Now Japan has some idea of the hostility that China is capable of -- a hostility of which Taiwan has borne the brunt for over half a century. China has insisted that Taiwan is a part of its territory and continues to increase its verbal and military threats against this country. This country has shown nothing but goodwill in return -- not challenging the "one China" principle, but allowing Taiwanese businessmen to invest in China and trying to establish the three links across the Strait as soon as possible.

China, on the other hand, not only sneers at this, but continues to insist that Taiwan belongs to China. It has set out a timetable for attack, threatening to mobilize its troops if Taiwan continues to postpone unification.

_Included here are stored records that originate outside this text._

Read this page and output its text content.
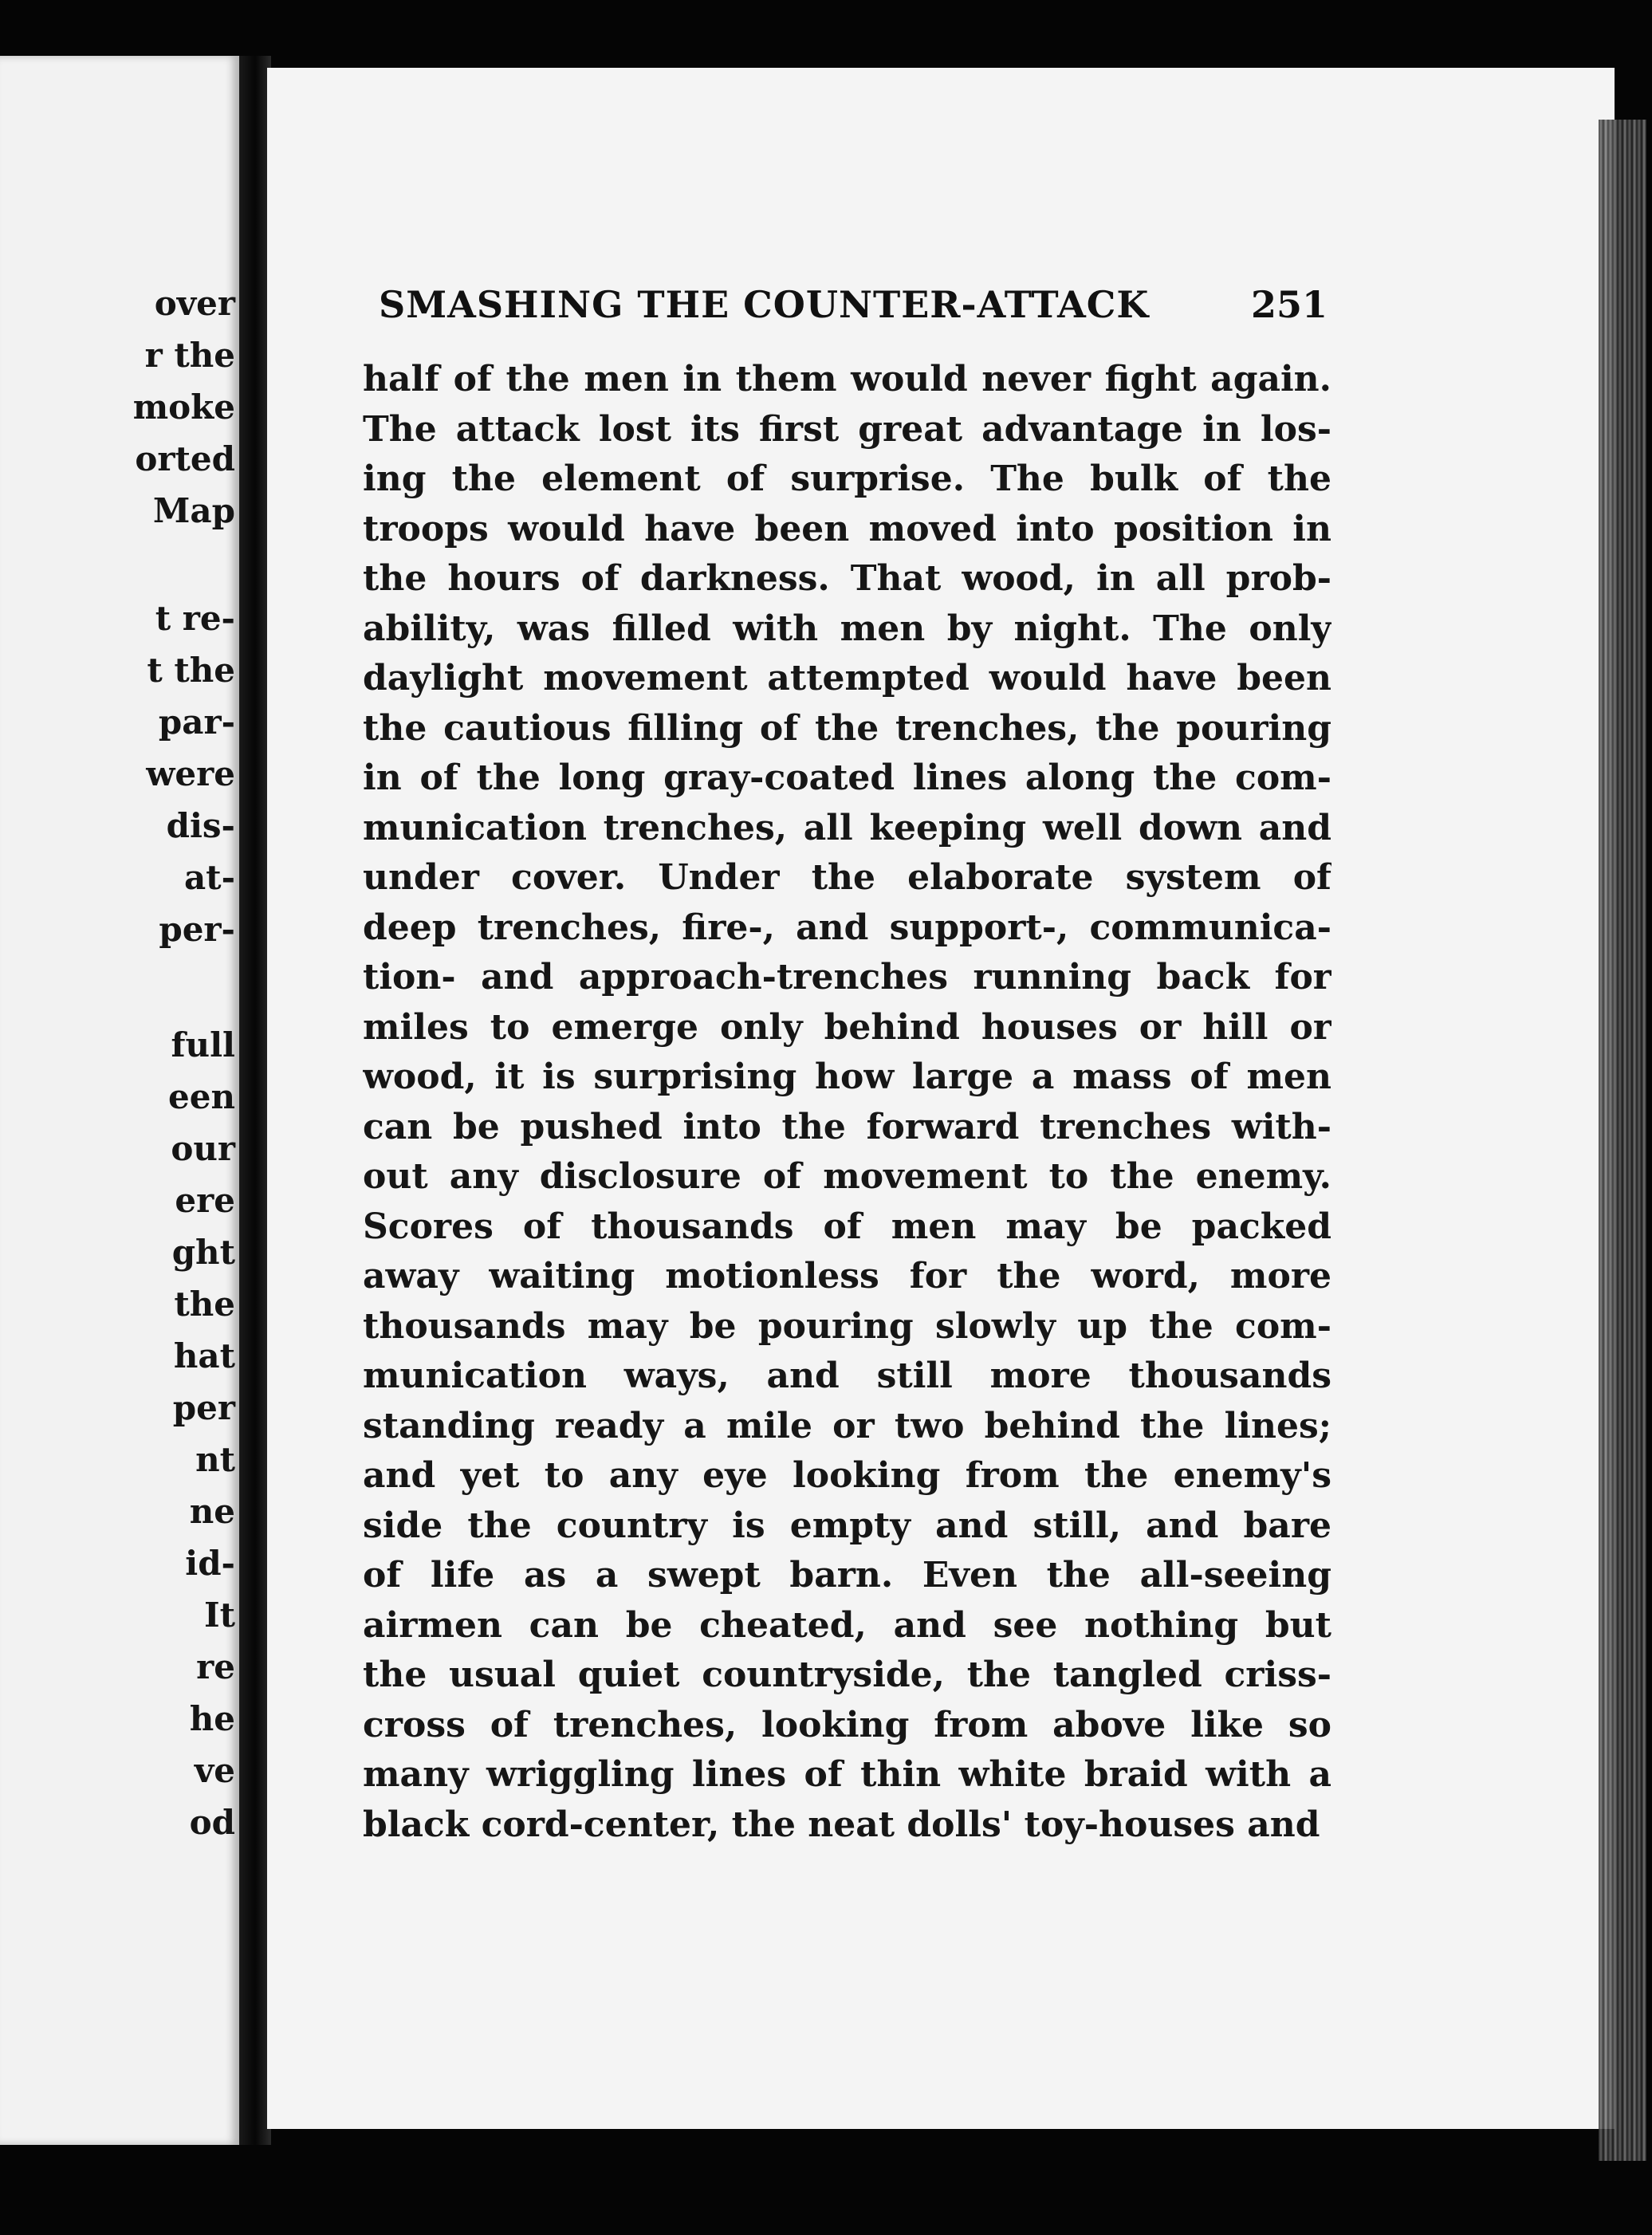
over
r the
moke
orted
Map
t re-
t the
par-
were
dis-
at-
per-
full
een
our
ere
ght
the
hat
per
nt
ne
id-
It
re
he
ve
od
SMASHING THE COUNTER-ATTACK	251
half of the men in them would never fight again.
The attack lost its first great advantage in los-
ing the element of surprise. The bulk of the
troops would have been moved into position in
the hours of darkness. That wood, in all prob-
ability, was filled with men by night. The only
daylight movement attempted would have been
the cautious filling of the trenches, the pouring
in of the long gray-coated lines along the com-
munication trenches, all keeping well down and
under cover. Under the elaborate system of
deep trenches, fire-, and support-, communica-
tion- and approach-trenches running back for
miles to emerge only behind houses or hill or
wood, it is surprising how large a mass of men
can be pushed into the forward trenches with-
out any disclosure of movement to the enemy.
Scores of thousands of men may be packed
away waiting motionless for the word, more
thousands may be pouring slowly up the com-
munication ways, and still more thousands
standing ready a mile or two behind the lines;
and yet to any eye looking from the enemy's
side the country is empty and still, and bare
of life as a swept barn. Even the all-seeing
airmen can be cheated, and see nothing but
the usual quiet countryside, the tangled criss-
cross of trenches, looking from above like so
many wriggling lines of thin white braid with a
black cord-center, the neat dolls' toy-houses and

In fact, when it comes to China's wider ambitions for power, the football riots in Beijing are merely the tip of the iceberg. Following Singapore Deputy Prime Minister Lee Hsien Loong's (李顯龍) visit to Taiwan, Beijing immediately penalized Singapore, virtually suspending all official relations and postponed free trade negotiations. Singapore's leaders have always enjoyed good relations with Beijing in the past, and even notified Beijing prior to the visit. Regardless, they were not to be spared.

China is currently mobilizing its academics and media to promote the "northeastern development project," which aims at claiming what used to be the kingdom of Koguryo as its own. The South Korean foreign ministry has strongly protested this distortion of history, pointing out that Koguryo is intimately connected with the origin of the Korean people and is of the utmost importance to the Korean sense of identity. They have requested that China change its position on the issue, but Beijing has pushed responsibility for this down to regional governments and has refused South Korea's requests. China is creating a historical construct to substantiate claims to sovereignty over the Korean Peninsula that it may some day seek to realize. This is the ultimate aim of the "northeastern development project."

China's actions in the South China Sea have also led to anxiety among southeast Asian nations. Apart from its arms buildup, it has led the movement towards an ASEAN ten-plus-three alliance. China is increasing its influence through southeast Asia and the Pacific to counteract US influence there. The Pacific Ocean is already the front line in a "Cold War" between China and the US.